The top Democrat on the Senate Budget Committee, Sen. Jeff Merkley (D-Ore.), celebrated the decision after Democrats presented their case to the lawmaker in private discussions.
“As much as Senate Republicans would prefer to throw out the rule book and advance their conservative families lose and billionaires win agenda, this process has rules and Democrats are making sure those rules are enforced,”
Merkley said.
“We will be fighting this bill every single day until Republicans bring it to the floor.”
The bill's House version mandated that states cover at least 5% of the $100 billion yearly cost of SNAP payments, which are distributed to over 20 million people each month. States would have had a significant incentive to remove participants from the program if they had been required to pay benefit costs.
The plan would save $128 billion over ten years, according to the Congressional Budget Office. The Senate version probably saved less because it only required SNAP cost-sharing in states with high rates of incorrect SNAP payments.
Stricter "work requirements" for SNAP recipients without impairments and restrictions on future benefit increases are still there in both the House and Senate versions of the bill.

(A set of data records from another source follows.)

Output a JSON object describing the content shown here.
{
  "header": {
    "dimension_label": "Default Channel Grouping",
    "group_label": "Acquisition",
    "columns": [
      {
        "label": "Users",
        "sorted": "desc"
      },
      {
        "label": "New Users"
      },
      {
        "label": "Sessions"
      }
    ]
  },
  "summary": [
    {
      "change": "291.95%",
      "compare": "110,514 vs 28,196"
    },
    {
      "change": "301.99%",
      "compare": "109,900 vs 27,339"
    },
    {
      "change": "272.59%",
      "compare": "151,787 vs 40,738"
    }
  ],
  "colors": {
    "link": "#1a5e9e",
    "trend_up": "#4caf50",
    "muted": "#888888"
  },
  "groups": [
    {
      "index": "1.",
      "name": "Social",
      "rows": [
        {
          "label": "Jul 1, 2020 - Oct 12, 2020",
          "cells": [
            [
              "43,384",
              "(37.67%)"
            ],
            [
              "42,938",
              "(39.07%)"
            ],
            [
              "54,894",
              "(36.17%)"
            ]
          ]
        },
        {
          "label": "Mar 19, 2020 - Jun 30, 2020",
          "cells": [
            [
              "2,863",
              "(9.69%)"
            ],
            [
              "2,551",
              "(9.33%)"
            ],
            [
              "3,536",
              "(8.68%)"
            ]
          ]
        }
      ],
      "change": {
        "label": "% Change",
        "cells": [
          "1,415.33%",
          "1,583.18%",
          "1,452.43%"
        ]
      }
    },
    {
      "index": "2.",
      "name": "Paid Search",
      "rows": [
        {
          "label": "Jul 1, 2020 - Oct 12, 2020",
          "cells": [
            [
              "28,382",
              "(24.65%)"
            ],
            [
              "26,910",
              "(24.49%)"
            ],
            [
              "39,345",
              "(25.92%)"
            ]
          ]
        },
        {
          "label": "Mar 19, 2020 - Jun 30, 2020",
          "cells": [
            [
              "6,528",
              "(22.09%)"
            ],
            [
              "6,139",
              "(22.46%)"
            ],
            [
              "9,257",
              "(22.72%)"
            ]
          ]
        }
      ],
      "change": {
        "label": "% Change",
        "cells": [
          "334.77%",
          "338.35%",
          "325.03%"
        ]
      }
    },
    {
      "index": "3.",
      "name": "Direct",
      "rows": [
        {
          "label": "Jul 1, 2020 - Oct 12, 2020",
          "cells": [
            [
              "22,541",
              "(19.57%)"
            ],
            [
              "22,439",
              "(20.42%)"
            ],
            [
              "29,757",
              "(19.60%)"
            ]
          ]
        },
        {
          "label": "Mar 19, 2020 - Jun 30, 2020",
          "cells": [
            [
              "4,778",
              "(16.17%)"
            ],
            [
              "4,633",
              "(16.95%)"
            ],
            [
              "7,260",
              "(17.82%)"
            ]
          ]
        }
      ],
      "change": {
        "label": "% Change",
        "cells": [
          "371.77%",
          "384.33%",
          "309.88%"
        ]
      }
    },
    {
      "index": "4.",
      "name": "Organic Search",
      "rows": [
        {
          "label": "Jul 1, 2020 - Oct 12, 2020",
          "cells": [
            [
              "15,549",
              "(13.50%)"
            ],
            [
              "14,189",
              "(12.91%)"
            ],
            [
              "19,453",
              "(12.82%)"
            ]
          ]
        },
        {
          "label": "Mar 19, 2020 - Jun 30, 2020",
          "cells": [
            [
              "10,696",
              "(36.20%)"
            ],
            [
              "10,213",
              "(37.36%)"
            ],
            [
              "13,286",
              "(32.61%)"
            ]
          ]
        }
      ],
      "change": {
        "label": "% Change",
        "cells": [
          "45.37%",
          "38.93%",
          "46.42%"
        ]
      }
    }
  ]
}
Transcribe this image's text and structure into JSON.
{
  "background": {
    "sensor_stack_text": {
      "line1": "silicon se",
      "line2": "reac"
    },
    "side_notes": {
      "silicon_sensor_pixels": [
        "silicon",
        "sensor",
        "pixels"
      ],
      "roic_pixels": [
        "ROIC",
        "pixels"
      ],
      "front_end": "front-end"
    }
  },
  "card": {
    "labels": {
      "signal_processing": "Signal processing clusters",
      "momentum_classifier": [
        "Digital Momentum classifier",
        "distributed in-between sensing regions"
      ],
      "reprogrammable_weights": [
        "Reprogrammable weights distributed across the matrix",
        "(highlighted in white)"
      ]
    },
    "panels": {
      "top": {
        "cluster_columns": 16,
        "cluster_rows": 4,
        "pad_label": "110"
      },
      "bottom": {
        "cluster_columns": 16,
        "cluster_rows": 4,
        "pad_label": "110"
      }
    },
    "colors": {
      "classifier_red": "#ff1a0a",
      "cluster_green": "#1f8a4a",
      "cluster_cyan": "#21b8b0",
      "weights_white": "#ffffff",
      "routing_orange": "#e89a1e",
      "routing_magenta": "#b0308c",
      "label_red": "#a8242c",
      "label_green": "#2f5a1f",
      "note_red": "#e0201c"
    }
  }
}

Republicans are able to pass the Big Beautiful Bill through the Senate with a simple majority vote rather than the customary 60 votes thanks to a parliamentary procedure known as "budget reconciliation." The SNAP cost-sharing proposal appears to have been subject to the 60-vote threshold under the so-called Byrd Rule, presumably because its savings were incidental to its non-budgetary obligation on state governments.
According to Merkley's office, another contentious clause that is thought to have a Byrd Rule issue, a prohibition on states regulating artificial intelligence is currently being examined.
What specific provision did the parliamentarian reject?
Senate Parliamentarian Elizabeth MacDonough rejected a provision in Republicans'" Big Beautiful Bill" that would have needed petitioners seeking primary injunctions against unconstitutional civil conduct to post potentially massive bonds.
The measure aimed to discourage judicial blocks on administrative programs by assessing fiscal penalties on complainants, but MacDonough ruled it violated Byrd Rule norms for conciliation bills by constituting non-budgetary policy change.
GOP lawmakers must now exercise it to pass via simple maturity, as booting her advice requires 60 votes or a rare bottom challenge risking party concinnity. This follows previous blocks on Medicaid cuts and other rudiments.